In an OECD 471 guideline study, the substance was tested for its mutagenic potential based on the ability to induce point mutation in selected loci of several strains of Salmonella typhimurium (TA 1535, TA 100, TA 1537, TA98) in a reverse mutation assay. Bacteria were exposed to 20 -5000 µg test substance/plate in a standard plate test and in a preincubation test in the presence and absence of a metabolizing system (rat liver S-9 mix). A bacteriotoxic effect was observed depending on the strain and test conditions at doses ≥2500 µg/plate (standard plate test) and at 1500 µg/plate (preincubation test). An increase in the number of his+ revertants was not observed in the standard plate test or in the preincubation test either without S9 mix or after the addition of a metabolizing system. It was therefore concluded that the test substance is not mutagenic under these experimental conditions.

Endpoint conclusion
Endpoint conclusion:
no adverse effect observed (negative)

Additional information

Additional information from genetic toxicity in vitro:

No studies on the genotoxic properties of 2-Propenal, 3-(5,5-dimethyl-1,3-dioxan-2-yl)-2-methyl-, (E)- were available. However, Article 13 of REACH states that, in case no appropriate animal studies are available for assessment, information should be generated whenever possible by means other than vertebrate animal tests, i.e. applying alternative methods such as in vitro tests, QSARs, grouping and read-across. A bacterial reverse mutation assay with 2-Propenal, 3-(5,5-dimethyl-1,3-dioxan-2-yl)-2-methyl-(MBDA) a stereoisomer of 2-Propenal, 3-(5,5-dimethyl-1,3-dioxan-2-yl)-2-methyl-, (E)- is available.
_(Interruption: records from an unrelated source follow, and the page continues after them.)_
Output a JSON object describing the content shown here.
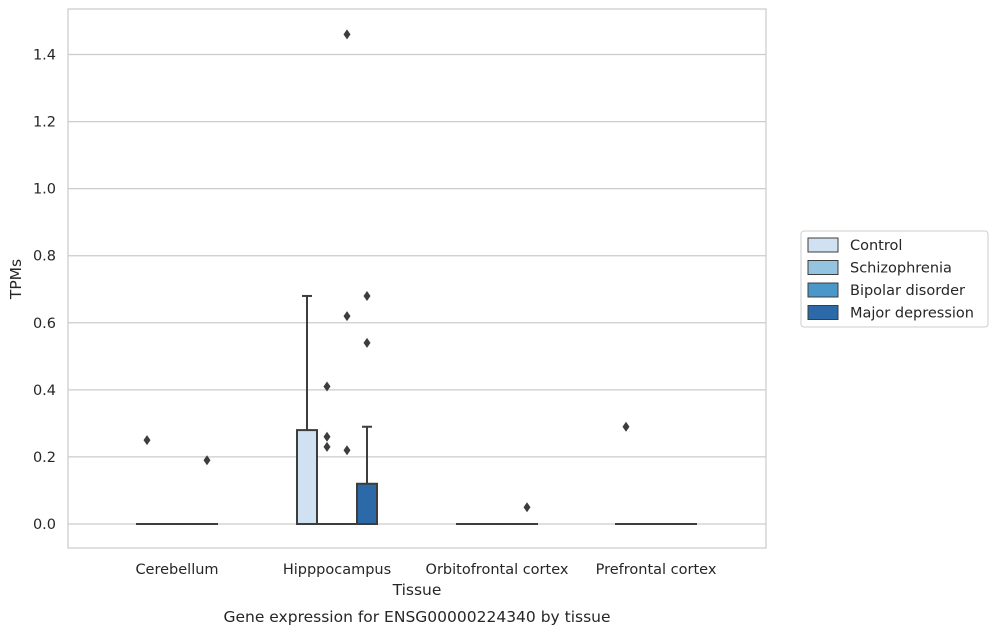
{
  "chart_data": {
    "type": "box",
    "title": "",
    "caption": "Gene expression for ENSG00000224340 by tissue",
    "xlabel": "Tissue",
    "ylabel": "TPMs",
    "ylim": [
      -0.07,
      1.54
    ],
    "yticks": [
      0.0,
      0.2,
      0.4,
      0.6,
      0.8,
      1.0,
      1.2,
      1.4
    ],
    "ytick_labels": [
      "0.0",
      "0.2",
      "0.4",
      "0.6",
      "0.8",
      "1.0",
      "1.2",
      "1.4"
    ],
    "categories": [
      "Cerebellum",
      "Hipppocampus",
      "Orbitofrontal cortex",
      "Prefrontal cortex"
    ],
    "grid": true,
    "legend_position": "right",
    "series": [
      {
        "name": "Control",
        "color": "#d0e1f2",
        "boxes": [
          {
            "q1": 0,
            "median": 0,
            "q3": 0,
            "whisker_low": 0,
            "whisker_high": 0,
            "outliers": [
              0.25
            ]
          },
          {
            "q1": 0,
            "median": 0,
            "q3": 0.28,
            "whisker_low": 0,
            "whisker_high": 0.68,
            "outliers": []
          },
          {
            "q1": 0,
            "median": 0,
            "q3": 0,
            "whisker_low": 0,
            "whisker_high": 0,
            "outliers": []
          },
          {
            "q1": 0,
            "median": 0,
            "q3": 0,
            "whisker_low": 0,
            "whisker_high": 0,
            "outliers": [
              0.29
            ]
          }
        ]
      },
      {
        "name": "Schizophrenia",
        "color": "#94c4df",
        "boxes": [
          {
            "q1": 0,
            "median": 0,
            "q3": 0,
            "whisker_low": 0,
            "whisker_high": 0,
            "outliers": []
          },
          {
            "q1": 0,
            "median": 0,
            "q3": 0,
            "whisker_low": 0,
            "whisker_high": 0,
            "outliers": [
              0.41,
              0.26,
              0.23
            ]
          },
          {
            "q1": 0,
            "median": 0,
            "q3": 0,
            "whisker_low": 0,
            "whisker_high": 0,
            "outliers": []
          },
          {
            "q1": 0,
            "median": 0,
            "q3": 0,
            "whisker_low": 0,
            "whisker_high": 0,
            "outliers": []
          }
        ]
      },
      {
        "name": "Bipolar disorder",
        "color": "#4a98c9",
        "boxes": [
          {
            "q1": 0,
            "median": 0,
            "q3": 0,
            "whisker_low": 0,
            "whisker_high": 0,
            "outliers": []
          },
          {
            "q1": 0,
            "median": 0,
            "q3": 0,
            "whisker_low": 0,
            "whisker_high": 0,
            "outliers": [
              1.46,
              0.62,
              0.22
            ]
          },
          {
            "q1": 0,
            "median": 0,
            "q3": 0,
            "whisker_low": 0,
            "whisker_high": 0,
            "outliers": []
          },
          {
            "q1": 0,
            "median": 0,
            "q3": 0,
            "whisker_low": 0,
            "whisker_high": 0,
            "outliers": []
          }
        ]
      },
      {
        "name": "Major depression",
        "color": "#2b69a8",
        "boxes": [
          {
            "q1": 0,
            "median": 0,
            "q3": 0,
            "whisker_low": 0,
            "whisker_high": 0,
            "outliers": [
              0.19
            ]
          },
          {
            "q1": 0,
            "median": 0,
            "q3": 0.12,
            "whisker_low": 0,
            "whisker_high": 0.29,
            "outliers": [
              0.68,
              0.54
            ]
          },
          {
            "q1": 0,
            "median": 0,
            "q3": 0,
            "whisker_low": 0,
            "whisker_high": 0,
            "outliers": [
              0.05
            ]
          },
          {
            "q1": 0,
            "median": 0,
            "q3": 0,
            "whisker_low": 0,
            "whisker_high": 0,
            "outliers": []
          }
        ]
      }
    ]
  }
}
In an OECD 471 guideline study, MBDA was tested for its mutagenic potential based on the ability to induce point mutation in selected loci of several strains of Salmonella typhimurium (TA 1535, TA 100, TA 1537, TA98) in a reverse mutation assay. Bacteria were exposed to 20 -5000 µg test substance/plate in a standard plate test and in a preincubation test in the presence and absence of a metabolizing system (rat liver S-9 mix) (BASF 1989). A bacteriotoxic effect was observed depending on the strain and test conditions at doses ≥2500 µg/plate (standard plate test) and at 1500 µg/plate (preincubation test). An increase in the number of his+ revertants was not observed in the standard plate test or in the preincubation test either without S9 mix or after the addition of a metabolizing system. It was therefore concluded that the test substance is not mutagenic under these experimental conditions.


Justification for selection of genetic toxicity endpoint
One bacterial reverse mutation study with a steroisomer of 2-Propenal, 3-(5,5-dimethyl-1,3-dioxan-2-yl)-2-methyl-, (E)- is available. This study is adequate for covering this endpoint.
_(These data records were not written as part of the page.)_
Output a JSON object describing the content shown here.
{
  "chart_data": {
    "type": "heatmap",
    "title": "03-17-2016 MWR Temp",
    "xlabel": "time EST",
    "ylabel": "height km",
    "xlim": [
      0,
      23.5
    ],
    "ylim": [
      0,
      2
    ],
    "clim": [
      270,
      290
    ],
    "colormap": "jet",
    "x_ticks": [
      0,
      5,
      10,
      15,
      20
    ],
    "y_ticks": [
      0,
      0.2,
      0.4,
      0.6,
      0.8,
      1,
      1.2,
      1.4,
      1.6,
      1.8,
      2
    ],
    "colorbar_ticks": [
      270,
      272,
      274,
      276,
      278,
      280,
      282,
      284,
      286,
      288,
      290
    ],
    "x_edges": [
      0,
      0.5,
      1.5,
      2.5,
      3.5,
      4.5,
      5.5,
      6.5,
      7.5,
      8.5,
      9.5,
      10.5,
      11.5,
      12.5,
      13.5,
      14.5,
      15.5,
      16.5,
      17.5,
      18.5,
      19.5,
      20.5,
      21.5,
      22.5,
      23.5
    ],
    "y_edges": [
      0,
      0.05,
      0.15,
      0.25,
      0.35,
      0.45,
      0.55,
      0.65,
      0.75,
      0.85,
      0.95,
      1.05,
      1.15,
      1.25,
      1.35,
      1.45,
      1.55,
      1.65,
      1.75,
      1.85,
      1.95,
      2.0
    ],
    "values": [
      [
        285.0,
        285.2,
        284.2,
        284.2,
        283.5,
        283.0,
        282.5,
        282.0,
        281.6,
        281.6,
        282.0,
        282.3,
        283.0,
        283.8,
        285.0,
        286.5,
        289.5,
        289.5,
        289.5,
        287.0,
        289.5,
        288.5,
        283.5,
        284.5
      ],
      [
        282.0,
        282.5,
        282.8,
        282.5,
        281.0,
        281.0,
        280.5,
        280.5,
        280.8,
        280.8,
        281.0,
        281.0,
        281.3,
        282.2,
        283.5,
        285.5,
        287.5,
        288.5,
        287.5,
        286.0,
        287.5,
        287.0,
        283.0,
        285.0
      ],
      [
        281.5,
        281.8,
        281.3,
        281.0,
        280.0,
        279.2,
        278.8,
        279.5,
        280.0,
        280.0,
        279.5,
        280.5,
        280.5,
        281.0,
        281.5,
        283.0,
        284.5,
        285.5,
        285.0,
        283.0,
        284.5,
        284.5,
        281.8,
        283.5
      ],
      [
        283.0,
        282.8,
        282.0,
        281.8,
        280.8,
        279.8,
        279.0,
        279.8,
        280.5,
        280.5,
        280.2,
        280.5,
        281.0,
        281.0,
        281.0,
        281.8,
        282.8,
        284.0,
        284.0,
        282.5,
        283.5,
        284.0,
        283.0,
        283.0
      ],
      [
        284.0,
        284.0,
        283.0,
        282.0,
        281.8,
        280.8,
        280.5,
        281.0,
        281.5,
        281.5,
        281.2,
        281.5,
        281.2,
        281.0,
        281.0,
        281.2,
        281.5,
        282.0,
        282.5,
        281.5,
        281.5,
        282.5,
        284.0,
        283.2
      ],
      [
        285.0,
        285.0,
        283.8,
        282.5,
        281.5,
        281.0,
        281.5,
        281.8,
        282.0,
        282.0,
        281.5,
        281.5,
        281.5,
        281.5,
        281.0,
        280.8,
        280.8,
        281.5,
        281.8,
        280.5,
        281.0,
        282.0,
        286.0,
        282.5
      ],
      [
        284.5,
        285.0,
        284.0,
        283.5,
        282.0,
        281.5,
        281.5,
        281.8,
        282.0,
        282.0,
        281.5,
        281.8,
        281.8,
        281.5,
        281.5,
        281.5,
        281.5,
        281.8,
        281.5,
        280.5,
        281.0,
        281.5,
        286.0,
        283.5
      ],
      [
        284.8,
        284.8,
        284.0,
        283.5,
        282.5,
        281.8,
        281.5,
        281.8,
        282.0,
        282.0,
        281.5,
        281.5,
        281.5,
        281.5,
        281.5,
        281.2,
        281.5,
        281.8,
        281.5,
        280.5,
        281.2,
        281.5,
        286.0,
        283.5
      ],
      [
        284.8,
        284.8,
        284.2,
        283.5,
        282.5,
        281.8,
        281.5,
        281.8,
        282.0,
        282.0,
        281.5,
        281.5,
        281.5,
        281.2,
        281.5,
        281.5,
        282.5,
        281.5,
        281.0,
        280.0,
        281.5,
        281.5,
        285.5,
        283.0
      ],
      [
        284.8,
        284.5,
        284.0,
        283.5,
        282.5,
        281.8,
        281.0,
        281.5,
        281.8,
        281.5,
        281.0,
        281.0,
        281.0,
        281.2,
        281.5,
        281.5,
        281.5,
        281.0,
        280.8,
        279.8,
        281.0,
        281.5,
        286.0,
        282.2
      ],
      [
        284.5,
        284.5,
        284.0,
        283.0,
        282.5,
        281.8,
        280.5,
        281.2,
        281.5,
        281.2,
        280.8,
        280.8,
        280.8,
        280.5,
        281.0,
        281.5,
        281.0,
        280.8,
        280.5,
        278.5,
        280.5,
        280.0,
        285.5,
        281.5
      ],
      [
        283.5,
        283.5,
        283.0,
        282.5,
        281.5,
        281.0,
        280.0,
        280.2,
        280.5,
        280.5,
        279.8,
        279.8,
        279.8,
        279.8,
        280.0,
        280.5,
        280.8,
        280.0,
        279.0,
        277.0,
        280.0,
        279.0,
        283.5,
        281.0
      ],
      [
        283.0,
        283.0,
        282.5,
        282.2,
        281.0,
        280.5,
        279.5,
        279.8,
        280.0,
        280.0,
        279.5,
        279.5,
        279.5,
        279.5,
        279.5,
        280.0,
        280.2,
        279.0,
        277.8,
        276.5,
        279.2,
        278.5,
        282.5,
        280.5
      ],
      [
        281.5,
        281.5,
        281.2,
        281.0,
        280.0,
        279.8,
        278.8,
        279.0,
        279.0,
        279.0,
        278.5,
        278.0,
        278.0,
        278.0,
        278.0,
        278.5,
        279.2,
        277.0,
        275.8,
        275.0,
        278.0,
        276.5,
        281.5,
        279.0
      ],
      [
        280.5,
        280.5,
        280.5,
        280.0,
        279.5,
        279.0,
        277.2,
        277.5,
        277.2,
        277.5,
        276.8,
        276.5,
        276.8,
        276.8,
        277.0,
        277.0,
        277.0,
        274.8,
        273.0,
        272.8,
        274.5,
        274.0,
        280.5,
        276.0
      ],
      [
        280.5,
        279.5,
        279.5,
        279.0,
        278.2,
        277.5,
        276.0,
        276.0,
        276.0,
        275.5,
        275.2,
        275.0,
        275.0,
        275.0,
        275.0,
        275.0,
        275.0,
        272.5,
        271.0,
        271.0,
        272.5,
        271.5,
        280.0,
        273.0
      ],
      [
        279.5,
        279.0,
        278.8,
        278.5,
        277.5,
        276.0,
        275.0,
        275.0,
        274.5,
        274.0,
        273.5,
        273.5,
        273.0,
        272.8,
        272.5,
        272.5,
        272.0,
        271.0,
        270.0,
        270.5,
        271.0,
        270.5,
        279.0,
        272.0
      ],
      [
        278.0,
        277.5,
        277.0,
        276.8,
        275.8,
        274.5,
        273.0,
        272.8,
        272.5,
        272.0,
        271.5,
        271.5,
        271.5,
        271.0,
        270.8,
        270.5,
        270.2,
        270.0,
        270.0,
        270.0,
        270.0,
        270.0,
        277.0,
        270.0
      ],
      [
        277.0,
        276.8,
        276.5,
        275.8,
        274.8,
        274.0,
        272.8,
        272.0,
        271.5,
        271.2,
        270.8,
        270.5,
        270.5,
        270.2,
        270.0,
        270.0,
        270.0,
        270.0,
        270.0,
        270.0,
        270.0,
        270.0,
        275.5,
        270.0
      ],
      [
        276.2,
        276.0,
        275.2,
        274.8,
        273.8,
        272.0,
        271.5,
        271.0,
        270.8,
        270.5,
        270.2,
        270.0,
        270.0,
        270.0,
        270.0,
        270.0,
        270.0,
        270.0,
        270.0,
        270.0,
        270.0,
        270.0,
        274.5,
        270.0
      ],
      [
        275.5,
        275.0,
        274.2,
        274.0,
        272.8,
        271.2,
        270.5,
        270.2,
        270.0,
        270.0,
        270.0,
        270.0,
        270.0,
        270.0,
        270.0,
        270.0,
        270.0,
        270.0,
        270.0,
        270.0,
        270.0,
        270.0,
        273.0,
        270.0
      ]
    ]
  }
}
Justification for classification or non-classification

2-Propenal, 3-(5,5-dimethyl-1,3-dioxan-2-yl)-2-methyl-, a steroisomer of 2-Propenal, 3-(5,5-dimethyl-1,3-dioxan-2-yl)-2-methyl-, (E)- is non-mutagenic in a bacterial reverse mutation assay. It is expected that 2-Propenal, 3-(5,5-dimethyl-1,3-dioxan-2-yl)-2-methyl-, (2E)- will also be non-mutagenic in the strains tested. Based on this classification for genetic toxicity is not warranted in accordance with EU Directive 67/548 (DSD) and EU Classification, Labeling and Packaging of Substances and Mixtures (CLP) Regulation No. 1272/2008.